Drabble 5 – Pythia

Drabble 5 – Pythia

Pythia
Priestess of Delphi by John Collier

I have been in love with Greek mythology as long as I can remember. Artemis was one of my first girl heroines (they typically left the story of Niobe out of mythology books for kids), and I found myself loving the idea of living in the woods with a bunch of animals, a bow, and my friends.

My life has taken a very different route than one Artemis would approve of, but I’ve still steeped it in Greek and Roman mythology. Ovid’s Metamorphoses and Aeschylus’ Oresteia are two of my favorite books, and I frequently include the names of mythological figures or outright references to myths in my writing, because I like writing it as much as I like reading it elsewhere.

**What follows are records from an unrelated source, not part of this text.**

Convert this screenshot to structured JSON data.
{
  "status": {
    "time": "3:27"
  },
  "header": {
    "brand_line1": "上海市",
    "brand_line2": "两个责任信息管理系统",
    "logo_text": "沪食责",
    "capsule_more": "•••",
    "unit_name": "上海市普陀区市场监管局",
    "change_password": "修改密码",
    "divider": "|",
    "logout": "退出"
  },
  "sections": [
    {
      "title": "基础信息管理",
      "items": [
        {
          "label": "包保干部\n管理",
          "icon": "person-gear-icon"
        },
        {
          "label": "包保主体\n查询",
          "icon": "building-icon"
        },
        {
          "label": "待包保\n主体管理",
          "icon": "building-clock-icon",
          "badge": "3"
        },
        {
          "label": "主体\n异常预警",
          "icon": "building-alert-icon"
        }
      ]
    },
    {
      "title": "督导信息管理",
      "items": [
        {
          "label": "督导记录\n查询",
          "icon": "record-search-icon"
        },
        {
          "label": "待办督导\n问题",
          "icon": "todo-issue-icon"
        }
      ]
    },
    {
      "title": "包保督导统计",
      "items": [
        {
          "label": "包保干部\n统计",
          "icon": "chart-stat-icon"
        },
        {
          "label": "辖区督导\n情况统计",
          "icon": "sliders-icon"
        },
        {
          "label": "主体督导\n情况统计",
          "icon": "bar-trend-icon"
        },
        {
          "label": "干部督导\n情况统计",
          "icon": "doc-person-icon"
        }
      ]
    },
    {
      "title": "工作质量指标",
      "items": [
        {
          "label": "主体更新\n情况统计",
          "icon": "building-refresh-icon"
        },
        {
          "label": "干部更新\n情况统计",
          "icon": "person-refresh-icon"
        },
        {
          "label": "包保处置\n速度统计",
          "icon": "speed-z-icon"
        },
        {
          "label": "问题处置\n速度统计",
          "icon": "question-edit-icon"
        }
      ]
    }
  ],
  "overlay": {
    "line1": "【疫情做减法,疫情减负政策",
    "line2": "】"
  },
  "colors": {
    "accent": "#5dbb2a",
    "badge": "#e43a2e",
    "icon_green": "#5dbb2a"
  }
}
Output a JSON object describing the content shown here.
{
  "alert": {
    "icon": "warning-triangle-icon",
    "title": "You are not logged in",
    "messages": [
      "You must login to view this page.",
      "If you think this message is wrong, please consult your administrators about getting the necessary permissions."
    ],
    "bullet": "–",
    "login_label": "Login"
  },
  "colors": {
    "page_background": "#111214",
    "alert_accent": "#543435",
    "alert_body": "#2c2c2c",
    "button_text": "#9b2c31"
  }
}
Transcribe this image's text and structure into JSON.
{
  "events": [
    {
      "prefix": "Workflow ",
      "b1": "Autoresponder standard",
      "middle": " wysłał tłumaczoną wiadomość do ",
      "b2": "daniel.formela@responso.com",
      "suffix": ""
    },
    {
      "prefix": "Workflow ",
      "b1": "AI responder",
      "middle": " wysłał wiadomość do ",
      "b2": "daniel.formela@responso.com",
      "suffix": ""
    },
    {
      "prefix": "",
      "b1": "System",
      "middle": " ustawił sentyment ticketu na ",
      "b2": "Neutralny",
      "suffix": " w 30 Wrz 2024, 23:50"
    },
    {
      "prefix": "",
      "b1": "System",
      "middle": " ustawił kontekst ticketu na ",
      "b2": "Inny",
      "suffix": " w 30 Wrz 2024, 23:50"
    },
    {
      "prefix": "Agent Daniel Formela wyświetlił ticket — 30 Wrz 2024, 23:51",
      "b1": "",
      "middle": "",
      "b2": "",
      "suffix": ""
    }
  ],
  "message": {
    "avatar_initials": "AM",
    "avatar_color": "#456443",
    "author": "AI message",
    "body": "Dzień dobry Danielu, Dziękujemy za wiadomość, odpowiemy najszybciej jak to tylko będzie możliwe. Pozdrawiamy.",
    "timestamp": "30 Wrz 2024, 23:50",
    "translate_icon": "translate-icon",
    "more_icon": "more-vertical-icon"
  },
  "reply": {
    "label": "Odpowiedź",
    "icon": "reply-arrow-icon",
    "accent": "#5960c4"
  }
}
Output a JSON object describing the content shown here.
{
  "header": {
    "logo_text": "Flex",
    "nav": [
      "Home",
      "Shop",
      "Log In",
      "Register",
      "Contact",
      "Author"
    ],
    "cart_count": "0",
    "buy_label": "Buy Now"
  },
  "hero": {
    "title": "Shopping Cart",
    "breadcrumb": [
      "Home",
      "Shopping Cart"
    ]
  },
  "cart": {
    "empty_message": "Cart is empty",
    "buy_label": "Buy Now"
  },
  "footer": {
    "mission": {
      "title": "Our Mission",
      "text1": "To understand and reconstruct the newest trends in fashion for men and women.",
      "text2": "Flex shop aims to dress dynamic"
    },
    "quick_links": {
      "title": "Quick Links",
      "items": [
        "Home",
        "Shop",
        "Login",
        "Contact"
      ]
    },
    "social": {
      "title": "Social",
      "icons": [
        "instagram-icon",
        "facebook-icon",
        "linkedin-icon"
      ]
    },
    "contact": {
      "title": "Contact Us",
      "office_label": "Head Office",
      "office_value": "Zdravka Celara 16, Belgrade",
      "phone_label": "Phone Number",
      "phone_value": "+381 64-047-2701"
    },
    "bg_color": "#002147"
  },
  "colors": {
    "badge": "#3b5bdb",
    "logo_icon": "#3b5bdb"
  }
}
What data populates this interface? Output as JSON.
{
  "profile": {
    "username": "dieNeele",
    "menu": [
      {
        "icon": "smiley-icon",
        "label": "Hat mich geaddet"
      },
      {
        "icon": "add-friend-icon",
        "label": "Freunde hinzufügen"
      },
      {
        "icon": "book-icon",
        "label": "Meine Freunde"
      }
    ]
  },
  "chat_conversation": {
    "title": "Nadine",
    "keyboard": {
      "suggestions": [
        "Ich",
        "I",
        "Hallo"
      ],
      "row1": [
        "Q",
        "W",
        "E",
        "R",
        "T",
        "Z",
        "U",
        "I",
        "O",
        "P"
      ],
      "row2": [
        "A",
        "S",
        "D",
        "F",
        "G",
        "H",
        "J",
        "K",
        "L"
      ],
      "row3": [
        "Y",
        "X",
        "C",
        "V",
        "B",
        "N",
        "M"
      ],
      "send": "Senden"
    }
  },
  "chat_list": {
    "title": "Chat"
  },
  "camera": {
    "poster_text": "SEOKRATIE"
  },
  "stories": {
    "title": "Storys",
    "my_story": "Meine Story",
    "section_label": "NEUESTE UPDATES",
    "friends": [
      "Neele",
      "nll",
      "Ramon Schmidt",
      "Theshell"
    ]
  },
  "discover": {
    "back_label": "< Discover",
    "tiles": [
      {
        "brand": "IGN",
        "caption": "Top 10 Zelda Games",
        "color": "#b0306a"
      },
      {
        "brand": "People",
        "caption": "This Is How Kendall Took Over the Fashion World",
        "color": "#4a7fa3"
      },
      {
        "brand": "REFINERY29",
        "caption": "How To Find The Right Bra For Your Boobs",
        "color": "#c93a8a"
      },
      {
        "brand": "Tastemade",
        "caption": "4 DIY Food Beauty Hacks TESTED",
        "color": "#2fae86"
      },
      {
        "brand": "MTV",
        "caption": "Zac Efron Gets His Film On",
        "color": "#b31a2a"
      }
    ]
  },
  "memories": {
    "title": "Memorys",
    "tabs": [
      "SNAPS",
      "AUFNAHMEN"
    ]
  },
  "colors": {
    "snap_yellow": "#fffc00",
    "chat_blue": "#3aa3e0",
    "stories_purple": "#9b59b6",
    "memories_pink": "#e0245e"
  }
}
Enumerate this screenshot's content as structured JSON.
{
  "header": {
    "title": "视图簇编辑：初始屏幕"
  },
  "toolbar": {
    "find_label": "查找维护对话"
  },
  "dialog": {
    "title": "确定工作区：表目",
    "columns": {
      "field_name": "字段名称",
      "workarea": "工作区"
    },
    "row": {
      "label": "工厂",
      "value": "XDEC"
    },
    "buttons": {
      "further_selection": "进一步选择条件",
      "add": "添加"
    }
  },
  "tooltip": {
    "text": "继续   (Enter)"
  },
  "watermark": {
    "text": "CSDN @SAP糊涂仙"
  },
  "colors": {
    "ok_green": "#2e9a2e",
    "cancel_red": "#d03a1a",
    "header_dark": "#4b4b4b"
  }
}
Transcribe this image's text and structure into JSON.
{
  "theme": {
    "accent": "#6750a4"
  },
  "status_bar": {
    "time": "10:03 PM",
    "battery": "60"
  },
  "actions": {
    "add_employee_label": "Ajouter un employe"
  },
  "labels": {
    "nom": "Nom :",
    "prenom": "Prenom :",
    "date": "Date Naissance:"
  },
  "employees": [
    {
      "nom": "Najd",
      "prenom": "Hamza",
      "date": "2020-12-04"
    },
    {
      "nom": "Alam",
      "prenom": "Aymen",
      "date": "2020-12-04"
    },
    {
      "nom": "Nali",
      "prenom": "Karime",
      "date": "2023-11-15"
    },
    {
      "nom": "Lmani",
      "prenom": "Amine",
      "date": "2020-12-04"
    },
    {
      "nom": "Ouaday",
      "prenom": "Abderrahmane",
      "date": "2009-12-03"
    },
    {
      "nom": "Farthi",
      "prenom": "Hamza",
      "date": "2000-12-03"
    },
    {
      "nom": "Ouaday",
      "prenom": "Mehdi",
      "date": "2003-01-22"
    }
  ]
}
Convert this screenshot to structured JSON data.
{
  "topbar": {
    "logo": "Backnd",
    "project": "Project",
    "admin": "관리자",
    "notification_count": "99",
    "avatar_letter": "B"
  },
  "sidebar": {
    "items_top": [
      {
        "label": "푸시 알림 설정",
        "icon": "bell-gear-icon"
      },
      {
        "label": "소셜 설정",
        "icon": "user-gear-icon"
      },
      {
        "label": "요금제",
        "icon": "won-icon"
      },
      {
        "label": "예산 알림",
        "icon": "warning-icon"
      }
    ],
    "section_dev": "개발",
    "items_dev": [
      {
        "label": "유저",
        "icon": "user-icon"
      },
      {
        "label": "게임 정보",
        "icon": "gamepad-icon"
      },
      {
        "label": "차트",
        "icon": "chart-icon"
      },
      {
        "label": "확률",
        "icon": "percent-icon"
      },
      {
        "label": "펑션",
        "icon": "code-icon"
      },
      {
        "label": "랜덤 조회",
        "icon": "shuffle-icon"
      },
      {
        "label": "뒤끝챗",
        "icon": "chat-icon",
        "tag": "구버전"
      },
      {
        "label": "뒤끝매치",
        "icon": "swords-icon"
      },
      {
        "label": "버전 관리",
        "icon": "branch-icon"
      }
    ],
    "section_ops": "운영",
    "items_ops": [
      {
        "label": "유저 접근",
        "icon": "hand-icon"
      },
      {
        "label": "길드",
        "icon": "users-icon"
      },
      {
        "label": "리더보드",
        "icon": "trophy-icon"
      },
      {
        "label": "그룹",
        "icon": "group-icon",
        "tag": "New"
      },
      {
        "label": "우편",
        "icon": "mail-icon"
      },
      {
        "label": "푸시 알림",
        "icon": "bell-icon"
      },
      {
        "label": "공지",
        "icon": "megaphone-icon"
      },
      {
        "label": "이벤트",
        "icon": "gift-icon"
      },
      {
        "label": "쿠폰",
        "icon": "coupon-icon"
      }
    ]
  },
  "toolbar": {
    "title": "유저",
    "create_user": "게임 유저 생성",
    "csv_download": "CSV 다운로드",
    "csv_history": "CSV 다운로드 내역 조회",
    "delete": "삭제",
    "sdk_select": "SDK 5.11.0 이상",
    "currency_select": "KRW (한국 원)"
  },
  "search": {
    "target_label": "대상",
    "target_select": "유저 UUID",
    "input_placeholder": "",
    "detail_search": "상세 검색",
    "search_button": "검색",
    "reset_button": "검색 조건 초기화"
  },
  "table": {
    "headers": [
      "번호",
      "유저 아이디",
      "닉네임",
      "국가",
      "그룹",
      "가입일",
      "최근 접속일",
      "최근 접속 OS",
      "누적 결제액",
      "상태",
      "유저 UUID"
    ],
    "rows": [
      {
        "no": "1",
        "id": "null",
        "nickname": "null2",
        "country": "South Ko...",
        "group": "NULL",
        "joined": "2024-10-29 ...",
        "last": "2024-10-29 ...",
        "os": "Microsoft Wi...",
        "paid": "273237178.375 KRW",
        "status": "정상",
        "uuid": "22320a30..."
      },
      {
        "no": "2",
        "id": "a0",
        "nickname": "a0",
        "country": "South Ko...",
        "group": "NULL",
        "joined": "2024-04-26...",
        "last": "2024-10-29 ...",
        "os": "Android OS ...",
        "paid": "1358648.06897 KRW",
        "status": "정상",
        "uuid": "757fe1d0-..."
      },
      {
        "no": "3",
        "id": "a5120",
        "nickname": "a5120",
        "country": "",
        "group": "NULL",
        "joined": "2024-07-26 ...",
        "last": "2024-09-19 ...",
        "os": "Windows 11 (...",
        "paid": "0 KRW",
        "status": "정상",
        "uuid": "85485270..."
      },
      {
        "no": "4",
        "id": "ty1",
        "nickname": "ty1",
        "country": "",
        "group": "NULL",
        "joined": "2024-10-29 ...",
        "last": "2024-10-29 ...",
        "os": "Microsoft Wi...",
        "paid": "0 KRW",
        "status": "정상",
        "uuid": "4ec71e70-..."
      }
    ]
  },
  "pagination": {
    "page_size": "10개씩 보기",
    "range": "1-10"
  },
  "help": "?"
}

So, needless to say, there are some fancy mythological terms on my list of drabble vocabulary.

PYTHIA

(noun: from Greek pythein for “to rot”)

the name of any priestess serving as the Oracle of Delphi

The earth whispers in her ear. She cranes her neck and presses her face to the ground, a question on her lips. Drugged, her words slip and stumble, sometimes poetry, sometimes nothing but sounds and syllables.

She inhales the divine, exhales truth. A golden crown perched atop her head, she breathes the vapors and speaks the words, her short life leaving her with every sigh. She lives in respect and admiration until another takes her name, her whispers, her prophecy. Even if she joins the voices under the earth she’ll be nothing but a murmur in a woman’s ear.